Robert "Bob Kelso" was the first of a small footballing dynasty. His younger brother, James, would be a professional player, as would nephew Tom. And Tom and he would play for Scotland, Bob six times, including once as captain.    

The eldest Kelso was born on Thimble St., Renton in 1865. His parents were both Irish, but perhaps, unlike some neighbours including the Kellys, Protestant since he would be married by the Church of Scotland, and his father was a Blacksmith. 

In fact he would spend the whole of his childhood and adolescence, indeed until marriage, in the same house, no. 37. And in the meantime he had both begun work in the local shipyards and carve a notable, footballing reputation. 

Bob Kelso would with Archie McCall form a formidable full-back partnership for the their village team, Renton, as it and they the Scottish Cup Final of 1885, lost in the Final in 1886, won it again in 1888 and in that some year, by beating both the current and the next FA Cup holders were crowned, albeit unofficially, "World Champions". And that triggered attention from a number of clubs mainly down South with several of the players, the twenty-three year-old Kelso amongst them. He went first for the 1888-9 season to Newcastle West East, one half of the future Newcastle United but then outwith the League. He then was recruited by Preston itself, the whole family moving to the town, for thirty-eight appearances over two seasons via a single game for Everton and then for thirty-eight more appearances over five campaigns back at the Merseyside club. Moreover, with Preston he was to win the League in 1890 and with Everton the Cup in 1893. 

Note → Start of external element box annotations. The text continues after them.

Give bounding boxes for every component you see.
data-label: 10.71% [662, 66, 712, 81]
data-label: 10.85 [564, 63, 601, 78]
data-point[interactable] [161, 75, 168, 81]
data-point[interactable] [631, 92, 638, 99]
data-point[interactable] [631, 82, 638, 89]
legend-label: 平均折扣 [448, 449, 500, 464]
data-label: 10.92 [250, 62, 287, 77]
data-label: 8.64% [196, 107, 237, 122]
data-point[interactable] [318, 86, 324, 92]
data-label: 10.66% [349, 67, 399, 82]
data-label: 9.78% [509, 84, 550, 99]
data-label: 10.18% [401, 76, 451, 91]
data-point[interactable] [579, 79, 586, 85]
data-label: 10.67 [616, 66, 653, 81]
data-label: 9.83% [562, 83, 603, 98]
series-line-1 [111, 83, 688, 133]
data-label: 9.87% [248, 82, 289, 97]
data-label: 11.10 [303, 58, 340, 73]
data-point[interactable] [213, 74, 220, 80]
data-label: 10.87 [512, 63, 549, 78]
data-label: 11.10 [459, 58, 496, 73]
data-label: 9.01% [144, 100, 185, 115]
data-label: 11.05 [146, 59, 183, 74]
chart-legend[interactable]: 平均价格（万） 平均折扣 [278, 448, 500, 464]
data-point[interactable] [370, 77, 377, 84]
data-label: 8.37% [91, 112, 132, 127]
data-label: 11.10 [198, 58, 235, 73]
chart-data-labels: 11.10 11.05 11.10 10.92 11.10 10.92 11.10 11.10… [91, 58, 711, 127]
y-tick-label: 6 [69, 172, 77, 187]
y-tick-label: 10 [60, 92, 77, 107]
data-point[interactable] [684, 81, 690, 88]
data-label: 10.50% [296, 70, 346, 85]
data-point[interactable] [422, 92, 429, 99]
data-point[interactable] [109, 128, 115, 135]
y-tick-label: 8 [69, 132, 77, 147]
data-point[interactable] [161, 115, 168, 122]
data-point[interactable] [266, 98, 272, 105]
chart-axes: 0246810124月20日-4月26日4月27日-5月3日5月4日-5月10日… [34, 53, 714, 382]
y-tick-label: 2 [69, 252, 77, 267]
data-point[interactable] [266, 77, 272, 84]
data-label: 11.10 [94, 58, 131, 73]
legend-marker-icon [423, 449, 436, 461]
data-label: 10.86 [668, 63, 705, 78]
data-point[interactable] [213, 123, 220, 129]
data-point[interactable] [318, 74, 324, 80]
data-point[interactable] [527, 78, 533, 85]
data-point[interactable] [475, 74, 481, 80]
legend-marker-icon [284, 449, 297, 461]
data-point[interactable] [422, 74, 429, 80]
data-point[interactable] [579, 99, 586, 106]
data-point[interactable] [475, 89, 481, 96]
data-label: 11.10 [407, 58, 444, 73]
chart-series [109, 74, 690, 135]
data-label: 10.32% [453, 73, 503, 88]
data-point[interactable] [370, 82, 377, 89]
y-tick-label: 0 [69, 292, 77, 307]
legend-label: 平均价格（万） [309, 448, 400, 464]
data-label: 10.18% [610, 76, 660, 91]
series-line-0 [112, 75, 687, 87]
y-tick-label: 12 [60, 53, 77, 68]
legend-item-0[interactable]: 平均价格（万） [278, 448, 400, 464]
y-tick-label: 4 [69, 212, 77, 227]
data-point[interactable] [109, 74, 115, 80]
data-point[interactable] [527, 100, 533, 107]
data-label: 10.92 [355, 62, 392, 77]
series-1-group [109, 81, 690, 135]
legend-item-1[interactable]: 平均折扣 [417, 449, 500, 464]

However, before his adventures Down South Bob had in Renton in 1886 married locally-raised but West Calder-born Ann McKenzie. The were to have six children, three born in Renton, two in Dumbarton and one in Forfar, because firstly in 1896 the Kelsos, having lived in Liverpool came North to Tayside, with Bob spending two seasons at Dundee. Secondly, after a final season with Bedminster, one half of the future Bristol City, in 1899, he aged thirty-two, the Kelsos settled back not in Renton but  Dumbarton, he going back to work in the local ship-yards now as a Plate-Fitter.       

And it would be in the town at the mouth of the River Leven that Bob Kelso lived out the rest of his life. The family would stay on Park Crescent for a number of years. It was there in the east of the town in 1919 that Annie Kelso died in her mid-fifties. Then shortly afterwards Bob is recorded as a patient at, it seems, the Glasgow Royal Infirmary, why is not stated. That is before he returned to be found retired in the north of the town closer still to Renton when, outliving his wife by fully thirty years, he died in 1950 and just past his eighty-fifth birthday. He is buried in Dumbarton Cemetery in a grave where work on the stone would not go amiss.